Dons tame the Tigers to win their fourth City title.

San Fernando had waited a long time for a chance to play for a City girls’ volleyball championship. Like, ever since girls’ volleyball became a City Section sport back in 1974.

“From what I can tell, this is the first time we’ve ever gotten this far,” noted current Coach Manny Flores, who brought the top seed Tigers into Roybal Learning Center in Los Angeles on Saturday, Nov. 11, to play for the Division II title.

San Fernando, however, will still have to wait to lift that trophy after being taken out in straight sets by Verdugo Hills, the second seed, on Nov. 11 at Royal Learning Center in Los Angeles.

It was the fourth City championship won by Verdugo Hills in its history, and its third title in the last four years.

The loss may have been a bit galling for the Tigers (18-7), who had defeated the Dons (24-3) in five sets back on Oct. 18. But they also might not have recognized the team they were playing. Verdugo Hills had undergone some changes, through no fault of its own.    

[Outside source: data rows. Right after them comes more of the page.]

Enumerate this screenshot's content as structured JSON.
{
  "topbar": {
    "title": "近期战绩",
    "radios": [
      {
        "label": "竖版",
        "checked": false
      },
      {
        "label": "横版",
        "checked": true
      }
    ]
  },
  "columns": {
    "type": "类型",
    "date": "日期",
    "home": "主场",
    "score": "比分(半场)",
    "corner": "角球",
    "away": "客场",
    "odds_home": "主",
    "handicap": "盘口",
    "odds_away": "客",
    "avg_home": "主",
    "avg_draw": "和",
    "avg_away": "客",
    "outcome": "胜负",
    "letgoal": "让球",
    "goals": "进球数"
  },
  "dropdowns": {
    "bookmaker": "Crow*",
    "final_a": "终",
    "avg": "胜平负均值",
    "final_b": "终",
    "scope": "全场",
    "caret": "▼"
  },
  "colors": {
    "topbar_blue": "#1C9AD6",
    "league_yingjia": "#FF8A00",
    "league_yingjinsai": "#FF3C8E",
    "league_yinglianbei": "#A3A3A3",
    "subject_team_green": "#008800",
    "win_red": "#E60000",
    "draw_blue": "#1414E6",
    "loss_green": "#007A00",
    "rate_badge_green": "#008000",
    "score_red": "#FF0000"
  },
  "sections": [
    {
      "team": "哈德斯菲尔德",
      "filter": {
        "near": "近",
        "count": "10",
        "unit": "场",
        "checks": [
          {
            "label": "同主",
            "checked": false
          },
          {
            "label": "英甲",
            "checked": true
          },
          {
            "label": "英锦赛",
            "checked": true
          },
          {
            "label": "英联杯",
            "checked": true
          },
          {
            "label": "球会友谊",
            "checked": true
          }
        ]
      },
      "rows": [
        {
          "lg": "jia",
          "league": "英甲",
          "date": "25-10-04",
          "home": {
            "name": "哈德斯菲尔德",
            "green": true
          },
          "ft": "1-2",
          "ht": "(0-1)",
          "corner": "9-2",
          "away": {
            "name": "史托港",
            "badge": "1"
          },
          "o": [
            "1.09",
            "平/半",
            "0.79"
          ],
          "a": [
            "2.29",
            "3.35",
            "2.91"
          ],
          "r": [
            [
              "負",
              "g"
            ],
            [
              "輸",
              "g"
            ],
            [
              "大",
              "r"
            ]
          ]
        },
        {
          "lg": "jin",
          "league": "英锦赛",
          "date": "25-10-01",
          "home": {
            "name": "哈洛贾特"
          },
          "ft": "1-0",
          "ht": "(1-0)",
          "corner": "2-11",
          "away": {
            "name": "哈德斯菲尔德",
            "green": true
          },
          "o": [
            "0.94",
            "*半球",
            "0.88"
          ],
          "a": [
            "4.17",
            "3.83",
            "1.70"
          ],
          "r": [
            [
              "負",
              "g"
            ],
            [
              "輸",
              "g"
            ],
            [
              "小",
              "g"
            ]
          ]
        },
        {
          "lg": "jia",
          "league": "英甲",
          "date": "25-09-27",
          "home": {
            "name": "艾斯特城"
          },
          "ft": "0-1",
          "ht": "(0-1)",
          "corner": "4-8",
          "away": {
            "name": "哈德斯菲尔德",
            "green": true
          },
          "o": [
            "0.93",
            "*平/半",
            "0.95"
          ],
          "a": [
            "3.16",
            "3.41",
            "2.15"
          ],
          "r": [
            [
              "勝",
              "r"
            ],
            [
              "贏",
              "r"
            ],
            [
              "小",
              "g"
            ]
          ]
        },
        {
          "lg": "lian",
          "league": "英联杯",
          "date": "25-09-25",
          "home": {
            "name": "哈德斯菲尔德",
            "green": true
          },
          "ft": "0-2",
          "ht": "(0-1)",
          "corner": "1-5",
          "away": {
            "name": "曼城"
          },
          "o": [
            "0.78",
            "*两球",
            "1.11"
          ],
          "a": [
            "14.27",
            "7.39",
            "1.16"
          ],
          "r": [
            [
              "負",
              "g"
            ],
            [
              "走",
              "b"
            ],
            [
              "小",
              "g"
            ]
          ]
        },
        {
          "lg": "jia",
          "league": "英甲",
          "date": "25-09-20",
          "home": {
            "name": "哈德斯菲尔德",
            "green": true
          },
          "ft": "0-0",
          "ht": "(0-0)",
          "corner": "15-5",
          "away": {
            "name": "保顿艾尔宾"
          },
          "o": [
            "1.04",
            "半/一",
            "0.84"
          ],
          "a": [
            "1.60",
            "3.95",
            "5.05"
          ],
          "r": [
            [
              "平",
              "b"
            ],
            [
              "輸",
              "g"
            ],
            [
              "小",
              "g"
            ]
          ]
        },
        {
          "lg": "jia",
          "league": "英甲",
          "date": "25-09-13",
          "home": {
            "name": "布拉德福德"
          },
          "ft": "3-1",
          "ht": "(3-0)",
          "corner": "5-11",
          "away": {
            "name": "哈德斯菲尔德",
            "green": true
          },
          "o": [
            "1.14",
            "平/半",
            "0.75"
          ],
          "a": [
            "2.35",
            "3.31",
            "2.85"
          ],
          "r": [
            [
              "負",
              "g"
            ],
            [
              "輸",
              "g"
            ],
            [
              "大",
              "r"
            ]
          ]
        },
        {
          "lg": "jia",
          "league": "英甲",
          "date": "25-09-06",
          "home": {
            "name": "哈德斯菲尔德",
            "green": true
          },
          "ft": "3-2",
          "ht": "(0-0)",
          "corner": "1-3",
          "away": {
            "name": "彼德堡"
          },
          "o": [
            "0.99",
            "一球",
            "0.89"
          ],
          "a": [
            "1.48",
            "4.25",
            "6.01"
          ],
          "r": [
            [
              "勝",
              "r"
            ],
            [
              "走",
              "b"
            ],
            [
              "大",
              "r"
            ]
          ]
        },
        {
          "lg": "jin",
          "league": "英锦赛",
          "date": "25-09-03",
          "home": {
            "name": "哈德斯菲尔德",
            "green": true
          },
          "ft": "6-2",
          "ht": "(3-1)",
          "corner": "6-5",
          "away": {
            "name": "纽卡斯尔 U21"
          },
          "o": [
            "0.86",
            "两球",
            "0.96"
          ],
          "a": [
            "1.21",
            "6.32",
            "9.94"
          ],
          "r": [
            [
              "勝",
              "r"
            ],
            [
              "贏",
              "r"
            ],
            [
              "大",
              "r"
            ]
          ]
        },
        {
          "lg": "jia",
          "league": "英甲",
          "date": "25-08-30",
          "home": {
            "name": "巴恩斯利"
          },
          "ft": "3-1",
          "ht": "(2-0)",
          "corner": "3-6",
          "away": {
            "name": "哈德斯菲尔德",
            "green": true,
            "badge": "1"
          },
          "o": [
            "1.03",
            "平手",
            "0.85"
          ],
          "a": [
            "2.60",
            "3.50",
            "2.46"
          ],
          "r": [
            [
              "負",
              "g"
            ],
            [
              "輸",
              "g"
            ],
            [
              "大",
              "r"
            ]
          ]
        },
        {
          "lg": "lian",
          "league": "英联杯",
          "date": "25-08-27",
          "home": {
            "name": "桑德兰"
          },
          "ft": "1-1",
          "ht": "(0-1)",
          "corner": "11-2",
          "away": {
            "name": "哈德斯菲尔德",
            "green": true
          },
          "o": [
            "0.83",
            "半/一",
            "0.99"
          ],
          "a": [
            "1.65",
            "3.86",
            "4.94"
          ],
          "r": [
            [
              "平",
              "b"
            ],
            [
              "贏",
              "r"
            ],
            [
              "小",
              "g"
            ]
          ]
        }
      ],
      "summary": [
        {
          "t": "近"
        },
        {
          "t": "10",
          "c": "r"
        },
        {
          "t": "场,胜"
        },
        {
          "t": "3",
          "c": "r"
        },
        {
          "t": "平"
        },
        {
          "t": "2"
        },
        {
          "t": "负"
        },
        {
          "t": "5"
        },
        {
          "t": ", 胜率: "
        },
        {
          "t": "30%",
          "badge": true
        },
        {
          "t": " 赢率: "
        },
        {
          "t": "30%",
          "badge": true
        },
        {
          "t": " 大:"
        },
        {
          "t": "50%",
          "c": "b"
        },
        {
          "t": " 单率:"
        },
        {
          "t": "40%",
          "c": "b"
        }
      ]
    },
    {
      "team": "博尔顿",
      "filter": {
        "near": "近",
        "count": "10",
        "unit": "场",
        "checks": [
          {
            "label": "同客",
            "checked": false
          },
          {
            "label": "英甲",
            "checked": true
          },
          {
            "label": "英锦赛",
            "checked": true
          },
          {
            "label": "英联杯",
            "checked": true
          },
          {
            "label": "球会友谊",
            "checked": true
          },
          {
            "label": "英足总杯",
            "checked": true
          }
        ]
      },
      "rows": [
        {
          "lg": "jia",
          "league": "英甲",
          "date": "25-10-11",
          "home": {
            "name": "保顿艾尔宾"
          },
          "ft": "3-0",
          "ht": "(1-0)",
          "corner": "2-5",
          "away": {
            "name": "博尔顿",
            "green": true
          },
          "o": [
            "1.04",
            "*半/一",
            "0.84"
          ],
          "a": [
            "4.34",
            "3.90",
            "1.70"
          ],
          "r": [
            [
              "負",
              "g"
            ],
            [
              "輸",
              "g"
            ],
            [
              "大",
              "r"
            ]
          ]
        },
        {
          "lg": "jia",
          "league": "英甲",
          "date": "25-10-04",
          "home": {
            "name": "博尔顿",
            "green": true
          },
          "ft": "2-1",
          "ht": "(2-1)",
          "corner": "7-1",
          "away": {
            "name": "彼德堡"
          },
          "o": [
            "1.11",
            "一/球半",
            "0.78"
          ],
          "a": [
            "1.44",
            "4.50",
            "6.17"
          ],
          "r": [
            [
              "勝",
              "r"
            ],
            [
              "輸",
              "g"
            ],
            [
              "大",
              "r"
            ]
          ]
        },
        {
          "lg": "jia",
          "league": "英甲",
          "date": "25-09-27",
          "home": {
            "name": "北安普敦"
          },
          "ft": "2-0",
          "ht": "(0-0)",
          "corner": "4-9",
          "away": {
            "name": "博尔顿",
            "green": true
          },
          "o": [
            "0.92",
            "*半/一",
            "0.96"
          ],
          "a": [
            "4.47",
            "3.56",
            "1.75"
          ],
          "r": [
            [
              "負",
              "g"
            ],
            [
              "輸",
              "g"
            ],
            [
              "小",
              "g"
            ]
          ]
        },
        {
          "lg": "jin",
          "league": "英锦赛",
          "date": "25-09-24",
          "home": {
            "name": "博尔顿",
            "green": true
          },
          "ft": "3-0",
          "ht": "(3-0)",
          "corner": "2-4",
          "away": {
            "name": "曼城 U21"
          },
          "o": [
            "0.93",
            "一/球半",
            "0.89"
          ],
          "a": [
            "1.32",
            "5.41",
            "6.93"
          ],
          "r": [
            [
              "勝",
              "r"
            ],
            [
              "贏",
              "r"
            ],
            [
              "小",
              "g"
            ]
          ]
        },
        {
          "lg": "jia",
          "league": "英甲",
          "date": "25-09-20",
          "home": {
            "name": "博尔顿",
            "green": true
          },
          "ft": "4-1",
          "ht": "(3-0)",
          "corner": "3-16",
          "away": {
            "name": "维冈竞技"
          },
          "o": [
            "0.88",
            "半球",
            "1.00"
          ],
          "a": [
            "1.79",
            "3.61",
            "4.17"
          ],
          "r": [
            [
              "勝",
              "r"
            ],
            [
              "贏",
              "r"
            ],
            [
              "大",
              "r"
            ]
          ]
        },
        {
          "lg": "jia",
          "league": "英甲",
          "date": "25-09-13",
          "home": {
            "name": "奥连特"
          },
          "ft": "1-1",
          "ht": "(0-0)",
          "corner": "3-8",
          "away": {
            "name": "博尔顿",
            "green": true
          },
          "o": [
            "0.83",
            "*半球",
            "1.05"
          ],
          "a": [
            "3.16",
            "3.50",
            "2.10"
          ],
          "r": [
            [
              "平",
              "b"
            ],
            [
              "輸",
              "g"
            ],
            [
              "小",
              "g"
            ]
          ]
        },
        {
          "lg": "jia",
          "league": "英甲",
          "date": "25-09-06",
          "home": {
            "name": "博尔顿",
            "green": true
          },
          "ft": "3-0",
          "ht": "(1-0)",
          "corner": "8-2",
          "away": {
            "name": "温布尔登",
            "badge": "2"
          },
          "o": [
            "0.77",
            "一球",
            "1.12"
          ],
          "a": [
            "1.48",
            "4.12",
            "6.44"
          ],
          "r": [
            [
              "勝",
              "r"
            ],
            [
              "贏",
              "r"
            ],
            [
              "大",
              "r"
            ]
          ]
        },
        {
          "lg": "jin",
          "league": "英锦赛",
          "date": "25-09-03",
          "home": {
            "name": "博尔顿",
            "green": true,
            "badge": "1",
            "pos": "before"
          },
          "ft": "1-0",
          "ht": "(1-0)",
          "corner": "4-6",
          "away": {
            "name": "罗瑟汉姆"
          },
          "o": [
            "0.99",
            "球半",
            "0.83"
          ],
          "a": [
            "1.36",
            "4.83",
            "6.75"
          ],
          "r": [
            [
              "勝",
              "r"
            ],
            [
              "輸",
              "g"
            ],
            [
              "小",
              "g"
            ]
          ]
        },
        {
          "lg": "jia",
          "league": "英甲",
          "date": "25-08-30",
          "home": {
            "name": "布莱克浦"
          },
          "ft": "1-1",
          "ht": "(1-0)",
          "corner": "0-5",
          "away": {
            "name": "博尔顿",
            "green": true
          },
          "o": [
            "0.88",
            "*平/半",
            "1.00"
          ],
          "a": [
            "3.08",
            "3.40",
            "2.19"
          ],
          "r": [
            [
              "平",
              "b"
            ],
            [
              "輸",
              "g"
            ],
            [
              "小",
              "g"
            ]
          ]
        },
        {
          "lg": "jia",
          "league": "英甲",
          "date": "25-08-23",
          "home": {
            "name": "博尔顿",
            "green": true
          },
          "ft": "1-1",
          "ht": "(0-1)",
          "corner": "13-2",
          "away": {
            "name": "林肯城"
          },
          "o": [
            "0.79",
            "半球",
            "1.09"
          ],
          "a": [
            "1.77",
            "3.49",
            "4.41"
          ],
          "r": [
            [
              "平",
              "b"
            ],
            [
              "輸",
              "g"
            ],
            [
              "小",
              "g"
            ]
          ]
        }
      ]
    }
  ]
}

“We revamped a lot of things from the time we played them 3-4 weeks ago,” Dons Coach Will Reinhardt said. “Back then, my starting outside hitter was Kaitie Flores. Today she was my libero (a specially designated back row defensive player who wears a different uniform shirt from the rest of the team). We went through a lot of injuries through the season. My starting setter broke her leg, and we moved the starting libero (Giselle Mota) to setter. And I had to move a right side player to middle and a middle hitter to the outside.

“I had to make five different position changes. San Fernando hadn’t seen any of that.”

Still, the Tigers appeared ready to claim the first set, serving with a 24-22 lead.

But then San Fernando’s game began to unravel.

It started with the Tigers serve going into the net. Verdugo Hills got a point and the ball back, and then won the next four points to steal the victory, 26-24.

The win got the Dons rolling. And in the second set Verdugo Hills reversed an early 3-1 San Fernando lead on its serve by running off 13 consecutive points. The catalyst was Mota, whose line drive offerings were constantly difficult, if not impossible, for the Tigers to return. The rally ended when a Mota serve sailed out of bounds.

“I’ve really been working on my serving,” Mota, a senior, said afterward. “I’m happy I was able to…kinda demoralize them and hype us up. I’ve been working on serving since my freshman year. It’s my specialty, and to be able to display it here was really cool.”

San Fernando tried to recover in the third set, at one point taking a 7-6 lead and still only trailing 14-13 midway. But Dons middle hitter Cara Dunnigan, who recorded a team high 11 kills, along with fellow sophomores Sofia Villavicencio and Lisa Colvin — who had 10 kills and eight kills respectively — dominated the game at the net and kept the Tigers from engineering any elongated runs of their own.

“Winning the first set was the most important key to the Dons winning the title,” Dunnigan said. “It put (San Fernando) off their game, and it gave us the momentum to win the second and third sets.” But she also enjoyed being part of that 13-point run in the second set. “You just want it to keep on going. You don’t want to rush it. You’re not counting the points, but you know you keep serving.”

San Fernando would suffer one final indignity in the third set. Middle blocker Jacqueline Urquidez, a senior, had collided with a teammate while going for a return and injured her right knee, needing help to get off the court.

Flores sent in a replacement player. But it turned out the substitution was illegal. The score was 24-18 in favor of Verdugo Hills. The violation gave Verdugo its final point and the championship.

“(Urquidez) could have been replaced by anyone in the game that had not entered. She cannot be replaced by somebody who’s entered if another player on the roster [who had not played] is available,” Reinhardt explained.

“They entered someone who had already played, but they had two other girls who had yet to play. I (and Flores) asked ‘can’t we just play it anyway’ — like maybe he had miscommunicated the choice. But the officials said no, that’s it.“It was an anticlimactic way to win the game. But it happens, and it’s too bad it did. I felt that at 24-18 and us with the ball, we had a pretty good chance to win. But I’d rather win it on the court than in an unusual situation like that.”

San Fernando would have just liked, for once, to win.